Because the auto industry is so unpredictable, it is critical to employ a flexible staff that can support operational changes.

“Although our managers are Vitro employees, we wanted a staffing company to handle the other operations,” Corona says.

But Evans was not set up to offer staffing solutions for outside customers—it only staffed its own warehouses.

“Because we wanted to preserve our relationship with Vitro, we decided to extend the recruiting, training, and staffing services provided by our own human resources department,” explains Leslie K. Ajlouny, vice president of business development for Evans Distribution Systems.

The solution offered two strategic advantages. First, the model ensured a smooth transition and a seamless, low-risk implementation.

Second, outsourcing the labor provided the immediate scalability often critical to support an increasingly uncertain automotive industry.

After the staffing discussion with Vitro, Evans launched Evans Resource Solutions (ERS), a staffing service that places logistics workers in temporary positions. ERS now provides Vitro with employees to handle a multitude of functions, from unloading railcars to picking up glass, putting it into machinery, completing product assembly, and loading outbound shipments.

Staffed to Meet Demand

Evans provided eight employees for Vitro when the DC first opened. Now, ERS supplies 58 workers, and expects to increase this number to 70 by the end of 2012. An overall increase in manufacturing, and new programs instituted by GM and Chrysler, drove the workforce expansion.
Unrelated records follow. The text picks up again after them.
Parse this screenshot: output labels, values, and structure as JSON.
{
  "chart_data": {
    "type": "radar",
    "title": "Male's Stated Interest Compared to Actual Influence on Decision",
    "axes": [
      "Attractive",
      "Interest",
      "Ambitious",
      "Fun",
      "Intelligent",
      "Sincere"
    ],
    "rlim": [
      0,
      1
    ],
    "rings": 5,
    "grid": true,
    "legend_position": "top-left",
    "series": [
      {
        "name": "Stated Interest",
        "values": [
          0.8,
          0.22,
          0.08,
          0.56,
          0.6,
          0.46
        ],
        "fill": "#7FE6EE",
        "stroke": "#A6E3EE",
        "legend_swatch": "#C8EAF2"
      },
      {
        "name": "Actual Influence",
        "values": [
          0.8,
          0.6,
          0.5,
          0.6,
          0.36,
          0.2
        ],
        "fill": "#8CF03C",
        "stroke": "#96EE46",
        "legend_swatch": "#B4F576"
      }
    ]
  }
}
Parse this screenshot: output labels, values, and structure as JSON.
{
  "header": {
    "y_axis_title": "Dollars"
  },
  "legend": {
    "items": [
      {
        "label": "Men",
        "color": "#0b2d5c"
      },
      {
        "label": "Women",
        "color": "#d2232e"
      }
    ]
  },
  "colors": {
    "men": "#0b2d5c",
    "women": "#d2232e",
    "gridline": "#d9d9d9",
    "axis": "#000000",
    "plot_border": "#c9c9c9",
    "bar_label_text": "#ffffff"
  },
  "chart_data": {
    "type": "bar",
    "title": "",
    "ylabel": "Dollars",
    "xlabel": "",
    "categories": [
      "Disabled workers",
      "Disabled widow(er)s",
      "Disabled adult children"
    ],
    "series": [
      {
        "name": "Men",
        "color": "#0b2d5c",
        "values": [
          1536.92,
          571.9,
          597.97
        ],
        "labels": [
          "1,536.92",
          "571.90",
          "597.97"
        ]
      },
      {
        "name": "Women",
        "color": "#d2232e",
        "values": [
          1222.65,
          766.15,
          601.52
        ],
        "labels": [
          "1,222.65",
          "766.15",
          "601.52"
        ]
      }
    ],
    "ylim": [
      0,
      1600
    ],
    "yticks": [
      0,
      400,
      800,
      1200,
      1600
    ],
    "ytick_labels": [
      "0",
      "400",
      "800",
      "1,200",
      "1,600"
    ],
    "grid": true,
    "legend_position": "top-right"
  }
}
“We already know what we will be building next year for automotive customers,” says Corona. “Programs come and go in this industry, but based on what customers have told us, we expect to increase our staffing by the end of 2012 to support those programs.”

Hiring ERS employees provided Vitro with a reliable workforce, and the company plans to continue the relationship with Evans.

“Low turnover and absenteeism rates, safety, on-time delivery orders for our customers, and a great amount of flexibility to meet the fluctuating requirements of our automotive clients are some benefits we get from working with Evans,” Corona says.


Nearshoring: A Shatterproof Strategy

Mexican automotive glassmaker Vitro opening a distribution center in the United States to better serve its customers is just one example of the growing nearshoring trend. Forty-two percent of respondents to a survey by research firm AlixPartners indicate they are currently nearshoring or will be within the next three years. The top reasons they cite include reduced freight costs, lower inventory in-transit costs, and improved speed to market.

Typically, companies venturing into nearshoring set up shop in Mexico to import to the United States. But for Vitro, nearshoring meant opening a warehouse and distribution center in Westland, Mich., to supply Detroit’s auto industry.

“We need to be close to our customers to support their just-in-time (JIT) requirements,” says Luis Corona, manager of Vitro’s Westland DC. “We can’t deliver JIT from a facility located 2,000 miles from customers.”

Vitro is not alone in its decision to bring operations into the United States. Fifty-two percent of business executives surveyed in a University of Tennessee study expect nearshoring back to the United States to increase over the next two years.

“Many shippers in the automotive and other industries are implementing nearshoring strategies. As fuel costs escalate, they are leveraging steamship and container capacity to reduce logistics costs,” says Leslie K. Ajlouny, vice president of business development for third-party logistics provider Evans Distribution Systems. “This results in shifting value-added functions—such as repacking, quality inspection, and light assembly—to U.S. third-party service providers located near end customers.

“In addition to reducing total supply chain costs, this strategy often results in improved customer responsiveness, quality, and supply chain continuity,” she notes.